Small churches started closing their doors as the neighborhood took on a harder edge and congregations flocked to large suburban churches. Bostrom said he wanted a place that ministered to the needs of locals, a place where everyone knew each other’s name. A cop, he said, can only do so much.
“You don’t get lost at our church, that’s for sure,” Bostrom said.
While he has roots in St. Paul’s blue-collar past, Bostrom also represents the changing face of the police force. He is one of numerous St. Paul officers with postsecondary degrees, though the only one with a doctorate.
Since he was tapped to lead convention security shortly after the Twin Cities were awarded the event in September 2006, he’s been overseeing a complex, high-pressure planning process by dividing security into roughly 20 areas and assigning people to work on each area.
“There’re a lot of moving parts. Look at it as if you’re putting together an engine. Independently, the parts don’t have a lot of use. But you put them all together and the engine fires, suddenly you have a lot of horsepower,” Bostrom said.
He said the region is ready -- ready for the convention, ready for the protesters and ready even for X-factors such as self-described anarchists who say they want to disrupt not just the event but also the city. (But is it ready for a hurricane?)
“I feel great. Here’s where my confidence comes from -- each time I’ve checked with (my personnel), they’ve been further along than I need them at that point in time ... and the quality exceeds what I ask,” Bostrom said.
He started at the police force more than two decades ago as a civilian community service officer. Later, he abandoned his plans for an engineering career and became a sworn officer. After getting a taste of policing, he couldn’t imagine working in a cubicle for the rest of his life.
Bostrom has come up through the ranks, working midnight shifts and spending time as a D.A.R.E. officer, all while continuing his education. He is known as an even-keeled, plainspoken cop with an easy manner.
“There have been meetings that have been very pleasant and meetings that have been very contentious. Matt has been steady through all of this,” Police Chief John Harrington said.

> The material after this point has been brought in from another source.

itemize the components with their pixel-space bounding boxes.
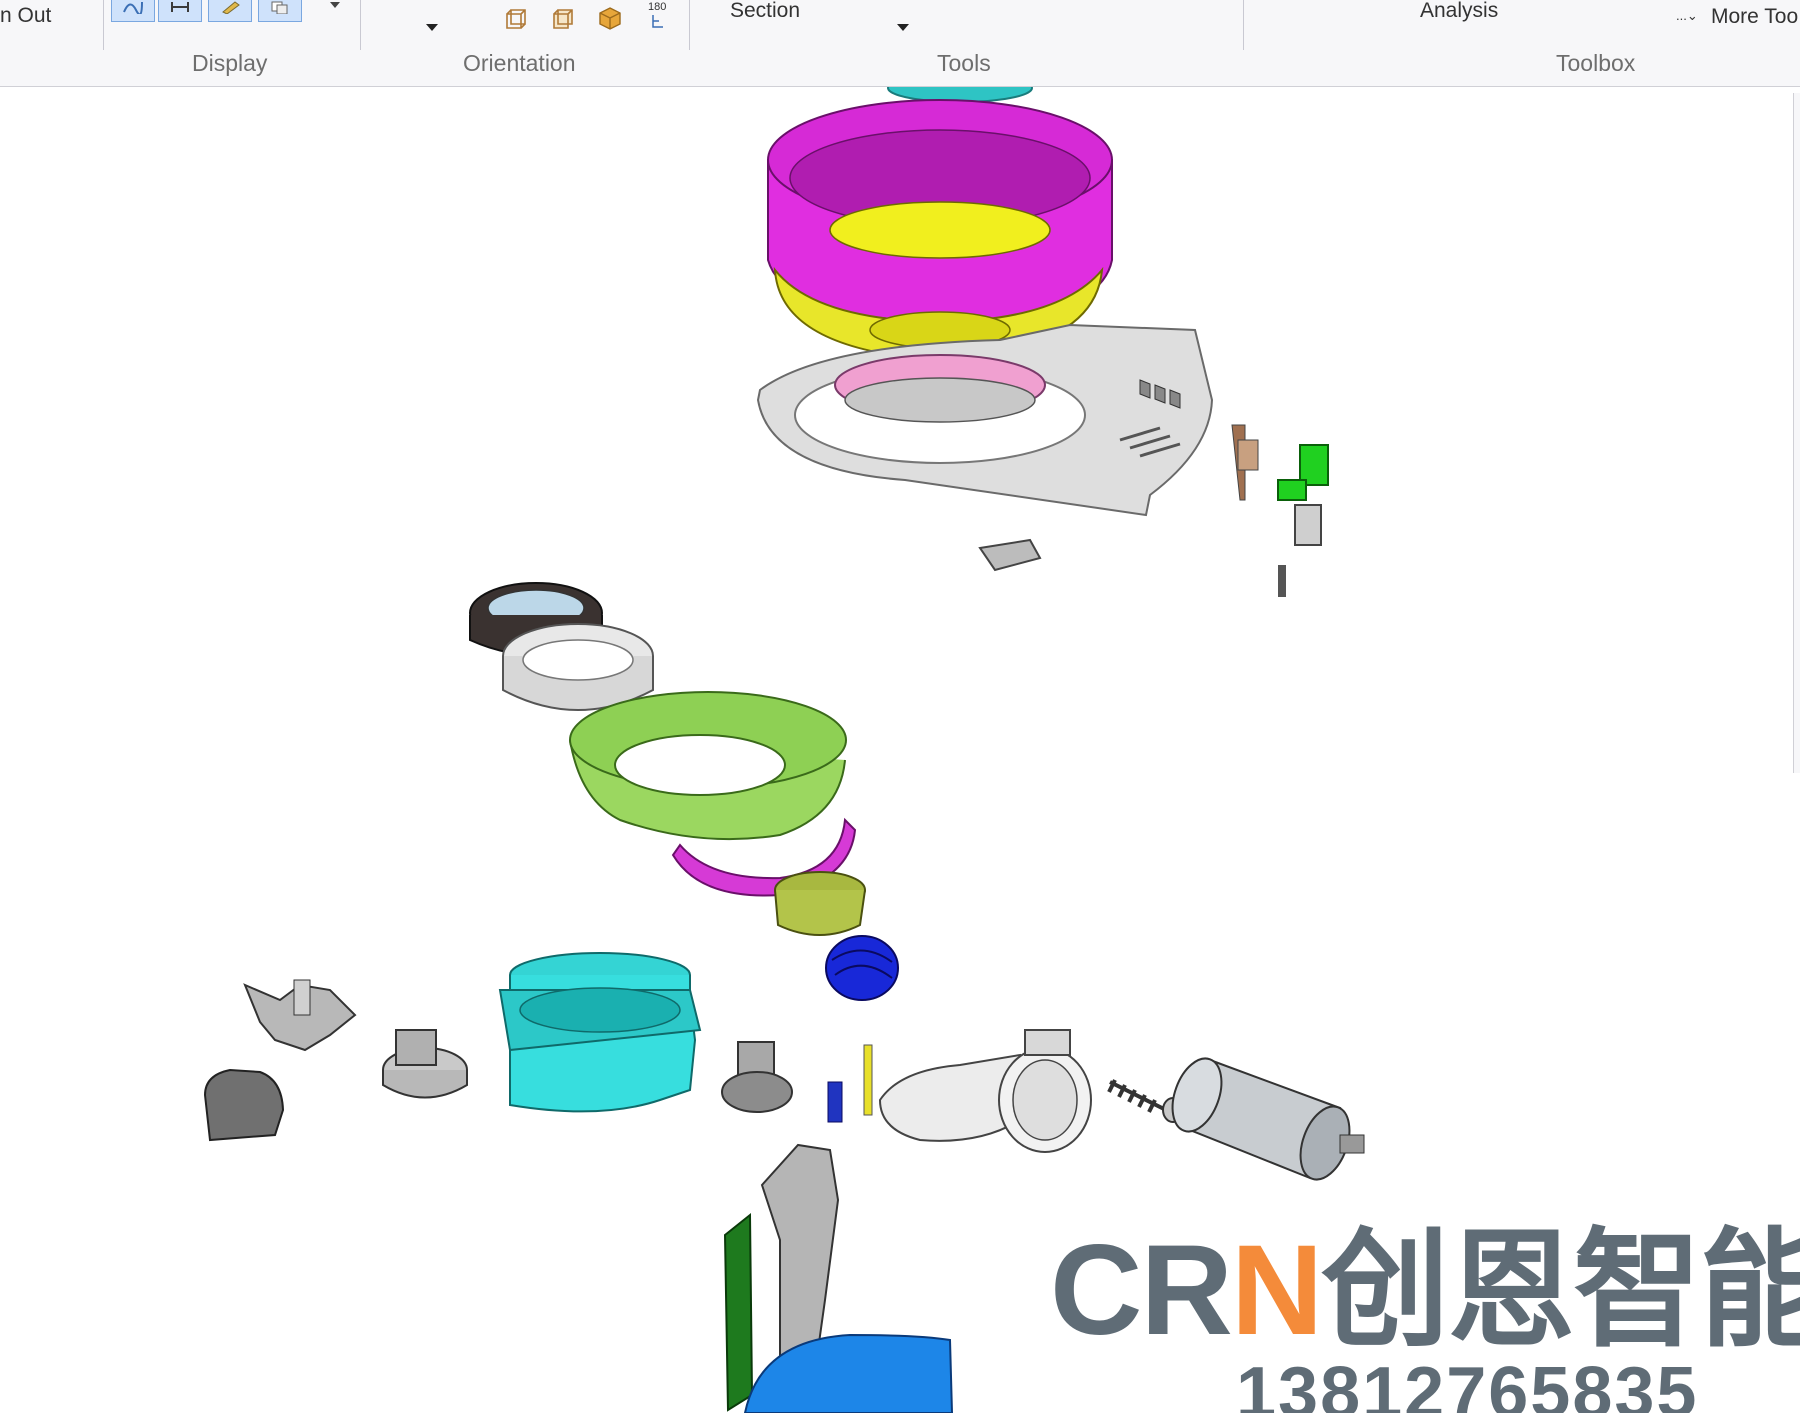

During former Chief Bill Finney’s tenure, Bostrom was assigned as a liaison to the St. Paul Fire Department. There, he learned the ropes of emergency management, tools that will serve him well should anything happen at the RNC.
When Harrington took over as chief -- Bostrom was a candidate for the job -- he brought Bostrom back into the fold. Harrington made him his chief of staff.
That was another valuable experience. Harrington said the position requires someone who can solve unusual or unexpected problems -- whatever didn’t fit into a neat box wound up on Bostrom’s lap.
“If it’s controversial, if it’s political, if it’s sensitive; all those things end up in the chief’s office,” Harrington said.
To prepare for the event, Bostrom has led small delegations to Boston and New York, sites of the 2004 conventions. He even traveled to Oslo, Norway, to observe security at the 2007 NATO summit.
There has been controversy surrounding the number of police officers St. Paul has put together for the event. Bostrom said early that he wanted 3,500 officers but now says putting that figure out there was a mistake. People are suggesting catastrophe is imminent if St. Paul falls a few officers short, and that’s just not true, Bostrom said.
“This is shaping up to be the second-largest law enforcement force at a major political convention in the history of the United States. When people say there aren’t enough officers, I really don’t know what they’re talking about,” Bostrom said.
Harrington seconded that the department is ready. “All of the major items that we wanted taken care of have been taken care of,” he said.
Dan Bostrom also knows his son is ready. As a police officer in the mid-'60s, he saw plenty of marches and protesters and large crowds. He knows how their moods can switch.
“It’s with that background that I look at this, and I pray for him,” the elder Bostrom said.